Neither did the ghouls’ endings.
I used ants.
The old man sighed. When I looked back at him, his eyes were closed. His cheeks seemed sunken. And there was a sense of desperate weariness to him that I had never seen before. When he spoke, he didn’t open his eyes. “See? You know why. I hate them because I know them. Because they took someone from me.”
“Mom?” I asked.
His jaw muscles tightened. “Her, too. What you did to the Reds was a hell of a thing, Hoss. But the part of me that knows them thinks it was only a good beginning. God help me, some days I’m not sure I don’t agree.”
“The Red Court got the way they were by killing a human being. Every one of them. The White Court is different. They’re born that way. And they’re not all the same,” I said.

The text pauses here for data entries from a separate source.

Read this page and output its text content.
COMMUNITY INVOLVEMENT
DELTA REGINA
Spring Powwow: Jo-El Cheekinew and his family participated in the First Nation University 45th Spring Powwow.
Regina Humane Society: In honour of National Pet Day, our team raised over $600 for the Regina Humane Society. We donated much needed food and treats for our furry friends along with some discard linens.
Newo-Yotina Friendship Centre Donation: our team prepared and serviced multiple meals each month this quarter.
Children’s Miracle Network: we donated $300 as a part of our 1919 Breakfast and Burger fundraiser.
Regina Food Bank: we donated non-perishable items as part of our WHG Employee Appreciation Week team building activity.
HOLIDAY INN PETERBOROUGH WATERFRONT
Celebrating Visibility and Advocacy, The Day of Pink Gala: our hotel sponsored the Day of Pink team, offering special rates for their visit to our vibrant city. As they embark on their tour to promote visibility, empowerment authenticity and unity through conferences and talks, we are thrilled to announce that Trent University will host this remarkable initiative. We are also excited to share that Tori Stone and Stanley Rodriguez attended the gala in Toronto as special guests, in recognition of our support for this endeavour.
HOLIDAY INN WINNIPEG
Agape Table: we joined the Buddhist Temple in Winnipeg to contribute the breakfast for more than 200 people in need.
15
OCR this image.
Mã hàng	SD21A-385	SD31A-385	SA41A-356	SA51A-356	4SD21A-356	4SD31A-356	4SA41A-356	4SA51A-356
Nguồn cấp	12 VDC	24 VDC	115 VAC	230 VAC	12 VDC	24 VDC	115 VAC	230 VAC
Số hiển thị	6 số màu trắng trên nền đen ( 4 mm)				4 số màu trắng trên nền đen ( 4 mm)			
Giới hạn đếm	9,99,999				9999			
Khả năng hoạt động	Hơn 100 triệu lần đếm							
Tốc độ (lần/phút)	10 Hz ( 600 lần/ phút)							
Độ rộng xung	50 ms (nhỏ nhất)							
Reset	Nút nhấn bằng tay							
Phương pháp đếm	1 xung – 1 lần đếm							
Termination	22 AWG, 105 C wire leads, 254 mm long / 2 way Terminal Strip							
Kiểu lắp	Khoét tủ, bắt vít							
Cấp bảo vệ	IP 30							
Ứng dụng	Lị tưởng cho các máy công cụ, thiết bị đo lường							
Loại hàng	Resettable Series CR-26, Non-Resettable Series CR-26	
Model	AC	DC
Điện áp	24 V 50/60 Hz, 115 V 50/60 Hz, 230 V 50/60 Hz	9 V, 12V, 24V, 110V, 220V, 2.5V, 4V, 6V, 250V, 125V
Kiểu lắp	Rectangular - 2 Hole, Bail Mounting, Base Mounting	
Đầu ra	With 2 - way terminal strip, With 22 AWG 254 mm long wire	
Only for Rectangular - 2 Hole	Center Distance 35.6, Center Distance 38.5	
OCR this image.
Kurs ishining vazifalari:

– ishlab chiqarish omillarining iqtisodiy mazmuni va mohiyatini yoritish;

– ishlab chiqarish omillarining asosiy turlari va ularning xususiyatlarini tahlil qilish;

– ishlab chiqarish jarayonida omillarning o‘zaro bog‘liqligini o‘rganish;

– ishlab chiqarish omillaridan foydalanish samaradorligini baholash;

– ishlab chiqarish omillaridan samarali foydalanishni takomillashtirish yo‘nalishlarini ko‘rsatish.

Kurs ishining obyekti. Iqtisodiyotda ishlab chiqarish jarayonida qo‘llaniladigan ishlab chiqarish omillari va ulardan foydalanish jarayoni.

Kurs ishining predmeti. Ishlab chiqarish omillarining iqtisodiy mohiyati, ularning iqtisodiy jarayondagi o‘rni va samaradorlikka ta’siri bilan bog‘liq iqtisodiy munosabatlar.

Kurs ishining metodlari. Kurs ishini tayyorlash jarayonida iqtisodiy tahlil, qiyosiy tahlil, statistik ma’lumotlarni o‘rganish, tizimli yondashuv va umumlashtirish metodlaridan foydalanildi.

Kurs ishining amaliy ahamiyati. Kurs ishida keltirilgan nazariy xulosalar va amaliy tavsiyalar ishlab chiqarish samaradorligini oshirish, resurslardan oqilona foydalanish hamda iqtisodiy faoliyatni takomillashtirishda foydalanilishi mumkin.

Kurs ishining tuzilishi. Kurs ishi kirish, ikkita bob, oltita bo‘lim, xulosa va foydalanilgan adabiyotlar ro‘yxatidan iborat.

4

“Game they’ve played for a very long time, Hoss,” he said. “You’ll see it for yourself. If you live long enough.”
He exhaled and sat up. Then he reclaimed his staff and shoved himself to his feet. His face didn’t look right. It wasn’t purple at least, but it was too pale, his lips maybe a little grey. His eyes belonged on a starving man.
“It’s best if we get off the street and behind some wards,” he said. “If they’ve got the gumption and resources, whoever sent those things might try it again.”
“No,” I said. “Not until I get something on this whole starborn thing.”
His jaw flexed a couple of times. Then he said, “I told you. You were born at the right time and place. As a result, you …” He sighed as if struggling to find an explanation. “Your life force resonates at a frequency that is the mirror opposite and cancellation of the Outsiders. They can’t take away your free will. They’re vulnerable to your power. Hell, you can punch them and they’ll actually feel pain from it.”
Well. A kick to the sort-of face had made that cornerhound flinch for three-quarters of a second, anyway. “Let’s call that one Plan B.”
“Good idea,” Ebenezar said.
I frowned. “This starborn thing. It happens all the time?”
The old man seemed to think about that one before he answered. “Once every six hundred and sixty-six years.”
“Why?” I asked him. “What’s it for? What’s coming?”
The old man shook his head. “Lesson’s over for tonight. I already said more’n I should’ve.”
“Wait a minute,” I said.
“Hoss,” he said, his voice quiet and like granite, “there’s nothing you can do for the vampire except go down with him. Drop it.” He closed his eyes and spoke through clenched teeth. “Or I’ll make you drop it.”
I expected to feel fury at his words. I don’t react well to authoritarian gestures.